Selesai menunaikan salat Ashar aku kembali ke mobil. Mengecek kembali perlengkapan yang ku bawa. Takut-takut ada yang harus ku beli. Karena aku khawatir disana tidak ada warung yang menjual perlengkapan yang ku butuhkan. Bukankah mencegah lebih baik dari pada mengobati?
.
Setelah tubuh kembali rileks dan bertenaga. Kami siap melanjutkan perjalanan. Tidak lupa berdoa agar diberi keselamatan oleh sang maha pencipta.
.
Mobil mulai memasuki hutan melalui jalan berbatu. Berliku, terjal dan berdebu adalah jalanan yang kami lalui. Mobil kerap kali mengambil ancang-ancang untuk melewati jalanan menanjak dan terjal.
.
Di tengah perjalanan, sang supir memutuskan untuk berhenti sejenak. Mendinginkan kembali mesin mobil yang panas dan tak lupa mengecek keseluruhan mobil. Khawatir ada yang harus di perbaiki.
.
“Kondisi ban aman Ji?” tanya Pak Deni teman yang Pak Haji bawa.

“Aman bro.”

“Masih setengah perjalanan lagi Bal, semangat” kata Pak Deni.

“Siap. Pak. Kami selalu semangat” ucapku sambil meregangkan otot yang pegal.
.
Hari kian gelap. Pak Supir kembali mengijakan gas untuk melanjutkan perjalanan. Mentari senja menemani kami di perjalanan. Lalu perlahan tertutupi tatkala mobil memasuki hutan yang penuh dengan pohon Pinus.
.
Jalanan berbatu, berpasir dan berdebu seolah menjadi pemandangan yang biasa. Mentari sudah berada di titik akhir penerangannya, lalu dari kejauhan terlihat lampu yang menyala di atas sana. Kata Pak Deni tanda sudah dekat. Lampu depan pun menyala menggantikan cahaya mentari yang hilang untuk menerangi jalan.

“Heyyy!” teriak salah seorang disana sambil melambaikan tangan.
.
Lalu mobil berhenti di samping mobil lain yang telah datang lebih dahulu.

“Akhirnya sampai juga, Ji” sapa salah seorang teman Pak Haji.
“Alhamdulillah.
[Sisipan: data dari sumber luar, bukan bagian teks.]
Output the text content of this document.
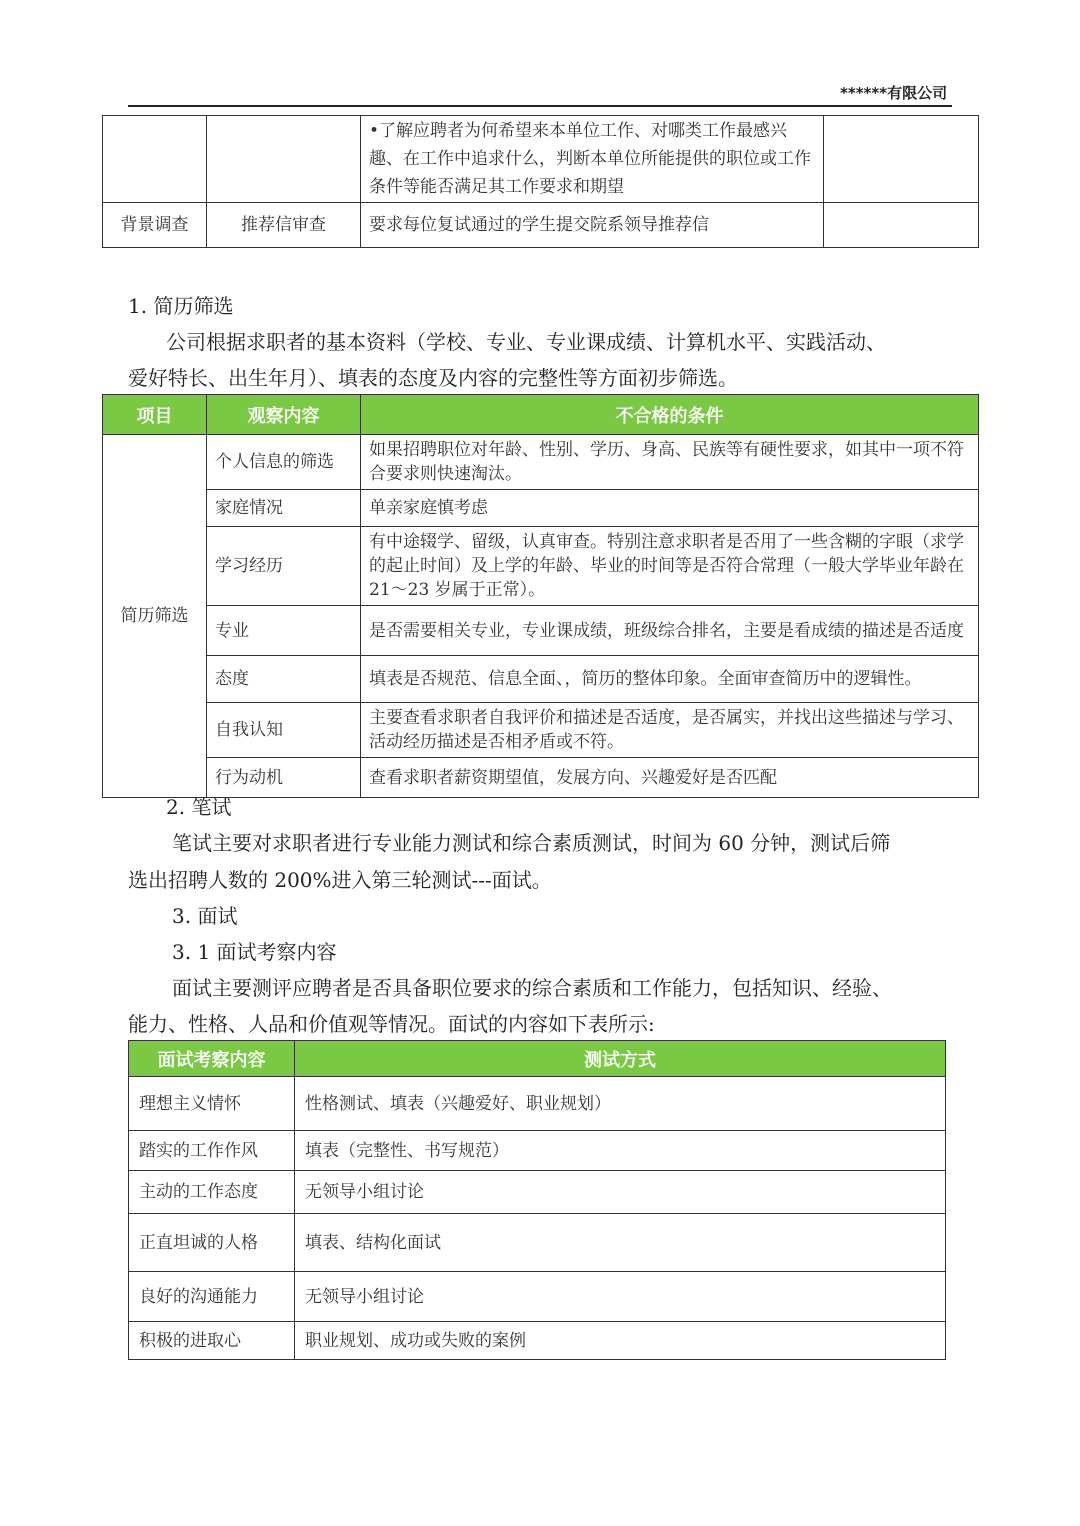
******有限公司
		•了解应聘者为何希望来本单位工作、对哪类工作最感兴趣、在工作中追求什么，判断本单位所能提供的职位或工作条件等能否满足其工作要求和期望	
背景调查	推荐信审查	要求每位复试通过的学生提交院系领导推荐信	
1. 简历筛选
公司根据求职者的基本资料（学校、专业、专业课成绩、计算机水平、实践活动、
爱好特长、出生年月）、填表的态度及内容的完整性等方面初步筛选。
项目	观察内容	不合格的条件
简历筛选	个人信息的筛选	如果招聘职位对年龄、性别、学历、身高、民族等有硬性要求，如其中一项不符合要求则快速淘汰。
	家庭情况	单亲家庭慎考虑
	学习经历	有中途辍学、留级，认真审查。特别注意求职者是否用了一些含糊的字眼（求学的起止时间）及上学的年龄、毕业的时间等是否符合常理（一般大学毕业年龄在 21～23 岁属于正常）。
	专业	是否需要相关专业，专业课成绩，班级综合排名，主要是看成绩的描述是否适度
	态度	填表是否规范、信息全面、，简历的整体印象。全面审查简历中的逻辑性。
	自我认知	主要查看求职者自我评价和描述是否适度，是否属实，并找出这些描述与学习、活动经历描述是否相矛盾或不符。
	行为动机	查看求职者薪资期望值，发展方向、兴趣爱好是否匹配
2. 笔试
笔试主要对求职者进行专业能力测试和综合素质测试，时间为 60 分钟，测试后筛
选出招聘人数的 200%进入第三轮测试---面试。
3. 面试
3. 1 面试考察内容
面试主要测评应聘者是否具备职位要求的综合素质和工作能力，包括知识、经验、
能力、性格、人品和价值观等情况。面试的内容如下表所示:
面试考察内容	测试方式
理想主义情怀	性格测试、填表（兴趣爱好、职业规划）
踏实的工作作风	填表（完整性、书写规范）
主动的工作态度	无领导小组讨论
正直坦诚的人格	填表、结构化面试
良好的沟通能力	无领导小组讨论
积极的进取心	职业规划、成功或失败的案例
Lumayan pegel bro”.

Setelah berjabat tangan, aku meninggalkan mereka dan pergi ke penginapan. Disana ada salah satu kawan ku dari BPBD.

“Ef, gimana kondisi disini? Aman?” tanyaku langsung.

“Disekitaran sini sudah aman. Baru selesai memadamkan api di titik yang disana” tunjuk Aef ke arah barat daya.

“Namun masih ada beberapa titik yang harus di padamkan. Di bawah sana masih ada dua titik. Khawatir merambat naik ke tempat ini.” Aef melanjutkan.

Aku melihat sekeliling. Ternyata masih ada titik api yang harus di padamkan. Di malam hari api terlihat jelas tengah menyala-nyala.
.
Udara cukup dingin, api unggun menyala memecah kedinginan diantara kami. Lalu tiba-tiba cahaya dari bawah perlahan naik menyusuri jalanan ke arah kami. Ternyata itu Kang Mejik, salah satu pegiat alam di Kunignan yang cukup terkenal. Pendiri dua organisasi pencinta alam di daerahku.
.
Kang Mejik ternyata membawa dua orang penumpang. Salah satunya adalah kawanku, Rizal dan seorang lagi bernama Andre, lebih akrab di panggil Bodrek setelah ku berkenalan dengannya. Ternya kita berasal dari almamater yang sama.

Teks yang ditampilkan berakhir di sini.